Hayran oldular. İslâm’a, zarâfetine, hayatın içinde hiçbir boşluk bırakmayışına, emrettiklerine, bütün güzelliklerine, huzuruna…

Bu hayranlıklarla dünya-âhiret hayatlarını âbâd ettiler. Her ne olursa olsun, bütün devirlerde îmanlarını korudular. Gaflet tuzaklarına karşı her dâim uyanık oldular. Zihnen, fikren ve kalben diri bir şekilde yüce ufuklara nâil oldular. Ulvî muhabbetlere ulaştılar.

Kendisini imtihan etmek niyetiyle, efendisinin haberi olmadan sürüsünden bir koyun vermesini teklif ederek, bu teklifinde ısrar eden ve en nihayetinde;

“–Kayboldu dersin, efendin nereden bilecek ki?” diyen Abdullah İbn-i Ömer -radıyallâhu anhümâ-’ya karşı yüzünü çevirip şahâdet parmağını kaldırarak;

“–Peki o zaman Allah nerede?” diye cevap veren tahsil görmemiş basit bir çobandaki hassâsiyeti, ahlâkı ve sadâkati kazandılar.

Günümüzde birçok gelişmiş, üstün teknolojik imkanlar olmasına rağmen; bugünün ilminin hâlâ çözemediği muazzam bir ilmî seviyeye Mimar Sinan gibi niceleri asırlar önce ulaştılar.

“Bütün dünyada akılların yüz gram kabul edildiğini farz etsek, bunun doksan gramına sahiptir…” diye düşmanları tarafından bile övülen ve yüceliği karşısında her dâim hayretlere düşülen Ulu Hakan Sultan Abdülhamid Han gibi, muhteşem bir zekâya, ferâsete ve basîrete sahip oldular.

Çünkü değişmez bir gerçektir ki;

İnsan hayran olduğunun tesiri altında kalır. Onu sever, taklit etmeye ve örnek almaya başlar, onunla maddî-mânevî bir etkileşim yaşar. Etrafında döner durur ve ondan kolay kolay kopamaz. Bir nevî bütünleşir ve zamanla hayran olduğunun husûsiyetlerine bürünür. Meselâ; sevdiğini sever, sevmediğini sevmez, yapacaklarını ve yapmayacaklarını, bütün hareketlerini onun rızâsına göre düzenler. Aradaki muhabbet bağı anbean kavîleştiğinden; nihayetinde bütün yönleriyle, farkına varılarak yahut varılmaksızın, aynîleşme vukû bulur.

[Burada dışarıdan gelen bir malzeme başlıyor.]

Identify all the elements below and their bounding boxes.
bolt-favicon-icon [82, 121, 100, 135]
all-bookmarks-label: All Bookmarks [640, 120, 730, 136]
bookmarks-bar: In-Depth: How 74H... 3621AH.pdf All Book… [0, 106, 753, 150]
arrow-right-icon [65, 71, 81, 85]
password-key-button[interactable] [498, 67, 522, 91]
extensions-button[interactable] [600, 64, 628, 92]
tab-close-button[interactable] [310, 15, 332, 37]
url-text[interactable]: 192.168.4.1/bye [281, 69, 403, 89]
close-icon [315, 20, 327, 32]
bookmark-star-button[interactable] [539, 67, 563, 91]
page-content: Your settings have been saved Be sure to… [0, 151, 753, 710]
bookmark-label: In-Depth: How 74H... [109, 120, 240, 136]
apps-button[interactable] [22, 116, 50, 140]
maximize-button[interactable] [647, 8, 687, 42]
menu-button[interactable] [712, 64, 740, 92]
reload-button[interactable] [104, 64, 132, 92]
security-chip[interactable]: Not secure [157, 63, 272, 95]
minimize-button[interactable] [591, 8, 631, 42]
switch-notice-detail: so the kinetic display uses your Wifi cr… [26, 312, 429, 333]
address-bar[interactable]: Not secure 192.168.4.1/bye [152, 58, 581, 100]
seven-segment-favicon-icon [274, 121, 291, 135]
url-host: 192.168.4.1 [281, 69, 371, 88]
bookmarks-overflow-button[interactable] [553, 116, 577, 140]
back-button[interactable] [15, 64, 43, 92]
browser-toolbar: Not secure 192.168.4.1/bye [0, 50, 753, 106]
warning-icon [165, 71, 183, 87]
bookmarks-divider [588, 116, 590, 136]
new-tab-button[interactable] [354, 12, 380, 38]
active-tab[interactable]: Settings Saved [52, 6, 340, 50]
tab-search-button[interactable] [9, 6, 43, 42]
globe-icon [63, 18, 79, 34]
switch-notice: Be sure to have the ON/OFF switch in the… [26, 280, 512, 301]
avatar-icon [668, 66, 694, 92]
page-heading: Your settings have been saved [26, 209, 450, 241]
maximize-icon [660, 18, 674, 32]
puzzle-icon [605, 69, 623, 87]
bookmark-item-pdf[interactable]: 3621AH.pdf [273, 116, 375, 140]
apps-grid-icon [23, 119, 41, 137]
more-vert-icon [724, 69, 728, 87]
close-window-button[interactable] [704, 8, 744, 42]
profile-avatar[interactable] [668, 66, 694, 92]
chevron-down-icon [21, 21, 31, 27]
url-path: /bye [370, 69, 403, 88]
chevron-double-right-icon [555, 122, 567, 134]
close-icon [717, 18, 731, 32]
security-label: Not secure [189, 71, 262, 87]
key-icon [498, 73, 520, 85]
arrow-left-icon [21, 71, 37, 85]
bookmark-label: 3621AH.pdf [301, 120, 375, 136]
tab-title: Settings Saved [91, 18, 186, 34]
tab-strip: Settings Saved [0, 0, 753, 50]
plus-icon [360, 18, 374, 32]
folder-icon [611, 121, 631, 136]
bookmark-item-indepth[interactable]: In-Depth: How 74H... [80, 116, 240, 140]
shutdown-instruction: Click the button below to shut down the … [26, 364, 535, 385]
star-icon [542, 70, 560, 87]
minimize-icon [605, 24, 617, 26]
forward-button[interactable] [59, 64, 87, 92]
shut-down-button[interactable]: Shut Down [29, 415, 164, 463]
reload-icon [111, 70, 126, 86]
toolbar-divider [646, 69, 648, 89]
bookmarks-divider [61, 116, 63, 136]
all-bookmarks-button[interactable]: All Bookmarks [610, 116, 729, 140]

İşte bundan dolayıdır ki bir tarafta insan, nâdîde şahsiyetlere dönüşebilirken ve sayısız yüceliklerden nasiplenebilirken diğer tarafta;

İnsanlık tarihinde her zaman günahın ve dünyanın câzibesine hayran olanlar da var olabildiler. Gerçi onlar asla kurtuluşa eremediler. Bu mânâda yaptıkları yanlış tercihler; hakikatleri görmelerine her dâim perde oldu, mâni oldu.

Çünkü;

Dünyaya, gaflete, geçici lezzetlere, nefsin albenili ve süslü hayallerine bir aldanış içerisinde duyulan yanlış hayranlıklar; insanı her dâim ahmaklaştırır, çapsızlaştırır ve bir gafletten öbür gaflete durmadan sürükler. Zihnen, fikren ve kalben kötürüm yapar. Kıymetini azaltır, basitleştirir.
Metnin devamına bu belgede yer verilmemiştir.